Medicinal Chemistry Research Group, Research Centre for Natural Sciences, Budapest, Hungary.
BioBlocks, Inc., San Diego, CA, USA.
Nat Commun. 2021 May 27;12(1):3201. doi: 10.1038/s41467-021-23443-y.
Fragment-based drug design has introduced a bottom-up process for drug development, with improved sampling of chemical space and increased effectiveness in early drug discovery. Here, we combine the use of pharmacophores, the most general concept of representing drug-target interactions with the theory of protein hotspots, to develop a design protocol for fragment libraries. The SpotXplorer approach compiles small fragment libraries that maximize the coverage of experimentally confirmed binding pharmacophores at the most preferred hotspots. The efficiency of this approach is demonstrated with a pilot library of 96 fragment-sized compounds (SpotXplorer0) that is validated on popular target classes and emerging drug targets. Biochemical screening against a set of GPCRs and proteases retrieves compounds containing an average of 70% of known pharmacophores for these targets. More importantly, SpotXplorer0 screening identifies confirmed hits against recently established challenging targets such as the histone methyltransferase SETD2, the main protease (3CLPro) and the NSP3 macrodomain of SARS-CoV-2.

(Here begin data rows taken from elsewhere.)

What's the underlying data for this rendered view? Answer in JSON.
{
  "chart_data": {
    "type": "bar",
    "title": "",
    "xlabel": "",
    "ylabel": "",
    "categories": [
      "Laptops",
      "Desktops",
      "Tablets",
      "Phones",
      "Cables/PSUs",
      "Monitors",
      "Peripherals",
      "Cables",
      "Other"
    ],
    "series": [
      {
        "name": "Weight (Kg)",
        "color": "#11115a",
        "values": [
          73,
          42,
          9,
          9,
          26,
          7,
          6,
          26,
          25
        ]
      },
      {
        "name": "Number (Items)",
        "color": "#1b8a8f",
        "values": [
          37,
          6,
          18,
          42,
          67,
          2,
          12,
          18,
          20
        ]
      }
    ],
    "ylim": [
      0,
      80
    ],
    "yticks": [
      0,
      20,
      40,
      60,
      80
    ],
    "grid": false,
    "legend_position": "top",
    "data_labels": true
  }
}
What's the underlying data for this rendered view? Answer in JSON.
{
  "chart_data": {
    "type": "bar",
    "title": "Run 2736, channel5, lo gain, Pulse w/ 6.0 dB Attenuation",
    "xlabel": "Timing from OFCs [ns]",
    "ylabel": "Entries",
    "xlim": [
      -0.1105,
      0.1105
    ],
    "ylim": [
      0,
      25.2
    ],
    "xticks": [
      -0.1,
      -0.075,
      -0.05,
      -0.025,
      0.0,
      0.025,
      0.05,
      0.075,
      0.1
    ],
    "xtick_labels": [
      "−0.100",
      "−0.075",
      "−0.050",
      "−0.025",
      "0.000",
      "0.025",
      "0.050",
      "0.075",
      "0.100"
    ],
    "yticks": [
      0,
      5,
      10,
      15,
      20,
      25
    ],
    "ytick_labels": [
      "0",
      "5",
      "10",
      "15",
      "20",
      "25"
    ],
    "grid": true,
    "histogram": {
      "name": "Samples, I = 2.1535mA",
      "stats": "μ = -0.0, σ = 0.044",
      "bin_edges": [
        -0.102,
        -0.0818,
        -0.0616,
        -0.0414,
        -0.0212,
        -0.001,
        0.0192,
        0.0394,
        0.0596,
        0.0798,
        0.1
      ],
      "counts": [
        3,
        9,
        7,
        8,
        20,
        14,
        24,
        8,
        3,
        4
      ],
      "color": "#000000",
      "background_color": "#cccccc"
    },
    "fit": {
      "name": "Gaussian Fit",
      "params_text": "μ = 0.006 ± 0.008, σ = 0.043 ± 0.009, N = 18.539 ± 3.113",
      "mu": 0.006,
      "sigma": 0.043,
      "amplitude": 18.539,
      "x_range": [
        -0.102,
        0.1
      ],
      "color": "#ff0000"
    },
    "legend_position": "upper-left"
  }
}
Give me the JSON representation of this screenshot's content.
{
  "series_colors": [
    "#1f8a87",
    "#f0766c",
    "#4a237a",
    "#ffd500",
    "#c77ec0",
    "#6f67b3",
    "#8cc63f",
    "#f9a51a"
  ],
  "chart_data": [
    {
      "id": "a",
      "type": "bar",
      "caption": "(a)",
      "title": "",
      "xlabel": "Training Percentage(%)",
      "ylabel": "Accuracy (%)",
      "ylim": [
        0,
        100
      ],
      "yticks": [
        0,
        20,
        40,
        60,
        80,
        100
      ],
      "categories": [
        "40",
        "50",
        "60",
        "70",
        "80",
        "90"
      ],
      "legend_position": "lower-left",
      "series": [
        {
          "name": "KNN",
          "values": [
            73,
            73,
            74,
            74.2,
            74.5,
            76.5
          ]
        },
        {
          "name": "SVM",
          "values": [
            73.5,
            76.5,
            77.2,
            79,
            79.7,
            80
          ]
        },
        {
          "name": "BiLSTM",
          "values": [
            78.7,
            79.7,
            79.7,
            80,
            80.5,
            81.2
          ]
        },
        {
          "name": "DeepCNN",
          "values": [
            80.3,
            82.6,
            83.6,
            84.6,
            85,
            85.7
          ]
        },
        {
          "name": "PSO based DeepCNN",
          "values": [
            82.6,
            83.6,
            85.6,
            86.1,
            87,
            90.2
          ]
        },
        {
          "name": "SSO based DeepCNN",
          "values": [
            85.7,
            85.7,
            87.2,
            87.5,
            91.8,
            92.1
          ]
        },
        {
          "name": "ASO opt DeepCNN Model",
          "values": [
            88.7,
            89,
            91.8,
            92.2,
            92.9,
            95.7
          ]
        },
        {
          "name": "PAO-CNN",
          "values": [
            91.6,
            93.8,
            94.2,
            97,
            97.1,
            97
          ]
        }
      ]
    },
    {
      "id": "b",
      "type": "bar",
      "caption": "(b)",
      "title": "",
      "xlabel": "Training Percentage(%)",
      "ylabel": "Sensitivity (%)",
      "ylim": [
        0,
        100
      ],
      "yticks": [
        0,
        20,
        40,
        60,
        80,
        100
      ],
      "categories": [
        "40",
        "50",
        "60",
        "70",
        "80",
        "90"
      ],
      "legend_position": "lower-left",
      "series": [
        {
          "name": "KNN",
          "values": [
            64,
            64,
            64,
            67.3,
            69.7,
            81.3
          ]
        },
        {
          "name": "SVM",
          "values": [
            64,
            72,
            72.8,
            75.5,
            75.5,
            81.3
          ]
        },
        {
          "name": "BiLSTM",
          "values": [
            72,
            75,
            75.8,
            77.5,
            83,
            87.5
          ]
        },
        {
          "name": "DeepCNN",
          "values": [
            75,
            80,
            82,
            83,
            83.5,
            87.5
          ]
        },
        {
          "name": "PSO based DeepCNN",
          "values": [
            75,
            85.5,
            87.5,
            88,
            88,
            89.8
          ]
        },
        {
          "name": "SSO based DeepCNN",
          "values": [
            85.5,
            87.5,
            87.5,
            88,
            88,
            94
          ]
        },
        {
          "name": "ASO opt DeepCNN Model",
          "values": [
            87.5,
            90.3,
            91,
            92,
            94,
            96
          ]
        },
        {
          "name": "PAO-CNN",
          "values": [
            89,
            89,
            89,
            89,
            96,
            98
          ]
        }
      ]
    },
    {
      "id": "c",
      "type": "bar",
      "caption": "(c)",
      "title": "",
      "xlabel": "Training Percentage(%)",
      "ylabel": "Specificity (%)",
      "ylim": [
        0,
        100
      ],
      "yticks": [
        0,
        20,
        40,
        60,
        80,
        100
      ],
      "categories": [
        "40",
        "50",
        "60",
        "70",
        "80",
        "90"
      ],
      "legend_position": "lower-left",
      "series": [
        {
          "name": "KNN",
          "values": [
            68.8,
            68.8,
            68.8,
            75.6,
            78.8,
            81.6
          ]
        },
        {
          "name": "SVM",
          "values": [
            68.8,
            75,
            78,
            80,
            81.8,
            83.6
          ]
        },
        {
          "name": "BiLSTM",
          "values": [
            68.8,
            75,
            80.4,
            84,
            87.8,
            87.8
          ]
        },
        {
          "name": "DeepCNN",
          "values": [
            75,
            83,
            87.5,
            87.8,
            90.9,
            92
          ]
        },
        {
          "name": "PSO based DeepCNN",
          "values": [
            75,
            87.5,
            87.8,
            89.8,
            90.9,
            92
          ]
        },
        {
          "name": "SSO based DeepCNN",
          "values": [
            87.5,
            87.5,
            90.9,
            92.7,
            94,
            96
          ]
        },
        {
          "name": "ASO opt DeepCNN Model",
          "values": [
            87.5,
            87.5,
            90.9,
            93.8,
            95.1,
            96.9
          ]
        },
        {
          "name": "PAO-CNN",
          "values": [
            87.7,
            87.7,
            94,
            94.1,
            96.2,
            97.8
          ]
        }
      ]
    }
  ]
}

基于片段的药物设计为药物开发引入了一种自下而上的过程,提高了化学空间的采样效率,并在早期药物发现中提高了效果。在这里,我们将药效团(表示药物-靶标相互作用的最通用概念)与蛋白质热点理论结合使用,开发了一种片段库的设计方案。SpotXplorer 方法编译了小型片段库,这些片段库最大限度地覆盖了实验证实的结合药效团在最优选热点的位置。该方法的效率通过一个 96 个片段大小化合物的先导文库(SpotXplorer0)进行了验证,该文库针对流行的靶标类别和新兴的药物靶标进行了验证。针对一组 GPCR 和蛋白酶的生化筛选可获得针对这些靶标的已知药效团平均含有 70%的化合物。更重要的是,SpotXplorer0 筛选针对最近建立的挑战性靶标(如组蛋白甲基转移酶 SETD2、主要蛋白酶 (3CLPro) 和 SARS-CoV-2 的 NSP3 大结构域)识别出已确认的命中化合物。